Противопоставление двух взглядов — изнутри и снаружи народного мира — позволяет Некрасову выразить одну из самых глубоких мыслей в его поэзии: даже если мы, интеллигенты, понимаем и принимаем то, что народ, страдая, находит утешение в религии или фольклорных фантазиях, мы всё-таки не можем не видеть самих страданий и не можем с ними смириться, а потому и нас самих не лечит эта способность народа переносить страдания, превращать их в свою высокую нравственную силу. Подобным образом знаменитый герой Достоевского Иван Карамазов утверждал, что даже если мать замученного ребенка простит мучителя, то сам он простить не сможет.

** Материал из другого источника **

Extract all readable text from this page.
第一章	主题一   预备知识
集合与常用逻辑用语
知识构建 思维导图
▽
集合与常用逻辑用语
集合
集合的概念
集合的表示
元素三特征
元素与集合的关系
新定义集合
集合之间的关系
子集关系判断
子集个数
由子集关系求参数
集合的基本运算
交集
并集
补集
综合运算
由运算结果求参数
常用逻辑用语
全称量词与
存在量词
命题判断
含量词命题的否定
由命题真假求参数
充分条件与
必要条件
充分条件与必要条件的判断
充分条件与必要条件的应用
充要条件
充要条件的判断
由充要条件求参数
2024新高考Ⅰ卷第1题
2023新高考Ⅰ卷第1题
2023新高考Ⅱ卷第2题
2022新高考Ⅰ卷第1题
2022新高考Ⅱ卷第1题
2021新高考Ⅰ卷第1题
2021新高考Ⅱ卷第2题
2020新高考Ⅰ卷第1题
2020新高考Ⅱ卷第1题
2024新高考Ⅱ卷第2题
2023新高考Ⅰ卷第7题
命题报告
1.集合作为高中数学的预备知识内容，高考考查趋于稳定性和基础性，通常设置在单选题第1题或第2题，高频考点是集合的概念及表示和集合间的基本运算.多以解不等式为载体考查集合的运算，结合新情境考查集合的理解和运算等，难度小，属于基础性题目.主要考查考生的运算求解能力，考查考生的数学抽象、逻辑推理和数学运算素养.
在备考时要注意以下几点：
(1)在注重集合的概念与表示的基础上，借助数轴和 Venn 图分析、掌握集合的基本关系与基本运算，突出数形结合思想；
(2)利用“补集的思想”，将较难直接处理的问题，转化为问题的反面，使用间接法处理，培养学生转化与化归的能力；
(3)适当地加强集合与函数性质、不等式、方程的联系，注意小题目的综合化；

Лирический герой любуется народным миром и народным сознанием, но не может приобщиться к нему, потому что страдание и смерть, при всём его желании, чтобы было как-то иначе, остаются страданиями и смертью. Единственный выход для него — тот, который Некрасов когда-то описывал в письме Толстому: идти бороться, идти избавлять своего ближнего от страданий, чтобы самому избавиться от страха собственного уничтожения, тоски от чувства одиночества, брошенности.